Usually he is so caustic and cranky (which is fun too, don’t mistake self’s meaning), but here, for instance:

  • It was always assumed that I was merely drifting, and I suppose in a sense I was, but not “merely.”

Isn’t that so elegiac-sounding? So very dream-like, as if Theroux was losing himself in some esoteric landscape of the heart?

Stay tuned, dear blog readers. Stay tuned.

Admiration 4: A List (Far From Complete)

OH NO! SELF ACCIDENTALLY DELETED HER OWN POST.

It happened while she was trying to expand on her reasons for assembling this particular mosaic of images to represent the week’s Daily Post Photo Challenge: ADMIRATION.

And she couldn’t find a previous saved version. Gaaaah! And in re-selecting images, she decided to stop at six instead of the eight she originally had. And she also substituted some images. Sorry for the confusion!

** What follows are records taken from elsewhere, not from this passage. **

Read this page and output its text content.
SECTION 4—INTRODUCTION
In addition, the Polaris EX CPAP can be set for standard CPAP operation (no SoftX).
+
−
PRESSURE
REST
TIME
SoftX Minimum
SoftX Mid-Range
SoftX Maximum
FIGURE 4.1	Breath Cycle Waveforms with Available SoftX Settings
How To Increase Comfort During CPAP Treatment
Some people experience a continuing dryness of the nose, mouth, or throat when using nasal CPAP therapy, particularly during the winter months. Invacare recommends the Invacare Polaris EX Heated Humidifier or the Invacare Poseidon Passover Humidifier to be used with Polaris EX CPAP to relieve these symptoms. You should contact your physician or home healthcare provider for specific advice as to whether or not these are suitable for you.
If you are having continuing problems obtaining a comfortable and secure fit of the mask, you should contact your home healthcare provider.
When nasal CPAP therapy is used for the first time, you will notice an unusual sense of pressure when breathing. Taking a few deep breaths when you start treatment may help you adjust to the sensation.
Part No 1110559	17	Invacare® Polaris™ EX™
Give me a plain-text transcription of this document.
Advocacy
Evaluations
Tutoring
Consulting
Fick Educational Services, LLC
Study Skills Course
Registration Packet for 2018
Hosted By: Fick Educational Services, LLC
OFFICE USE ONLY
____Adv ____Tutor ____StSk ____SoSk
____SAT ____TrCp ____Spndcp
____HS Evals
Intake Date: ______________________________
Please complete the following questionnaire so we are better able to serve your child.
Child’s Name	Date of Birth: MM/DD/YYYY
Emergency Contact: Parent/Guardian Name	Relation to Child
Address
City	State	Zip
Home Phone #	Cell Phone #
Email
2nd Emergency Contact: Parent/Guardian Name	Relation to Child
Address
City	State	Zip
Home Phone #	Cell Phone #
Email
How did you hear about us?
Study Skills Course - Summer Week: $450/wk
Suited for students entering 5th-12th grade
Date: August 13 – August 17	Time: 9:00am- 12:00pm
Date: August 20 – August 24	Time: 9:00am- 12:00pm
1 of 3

  1. Lady in Red: Ger, chef of Cork’s pre-eminent restaurant, Café Paradiso. Such a great chef, and also very direct and witty! Self loves Ger.
  2. Katniss Everdeen: Self-explanatory, really.
  3. Allison Joseph, co-editor with Jon Tribble of Crab Orchard Review. Fabulousness.
  4. The mother-daughter team who cook and manage Chez Mamie, 22 Hanway Street, London. They make London feel like home.
  5. SeaCity Museum, Southampton, England: Thank you to Joan McGavin, who took her here last year. What a great exhibit on the Titanic. While other cities lay claim to having the best exhibits on the tragedy, Southampton’s is so poignant because it focuses on the crew, most of whom were from this city. And therefore, the focus of the displays is on working-class people. Which makes this a much more layered story. In one gallery, there’s a map on the floor with red dots representing the houses of each of the victims. The dots are clustered around the poorer sections of the city.
  6. Last but not least: Nutschell Ann Windsor, Program Administrator for UCLA Extension’s on-line Writers Program. She is the best. She not only handles all requests with Zen calmness, she is a writer herself. And an editor. She’s holding an anthology she edited.

And now self will post before she accidentally deletes something again.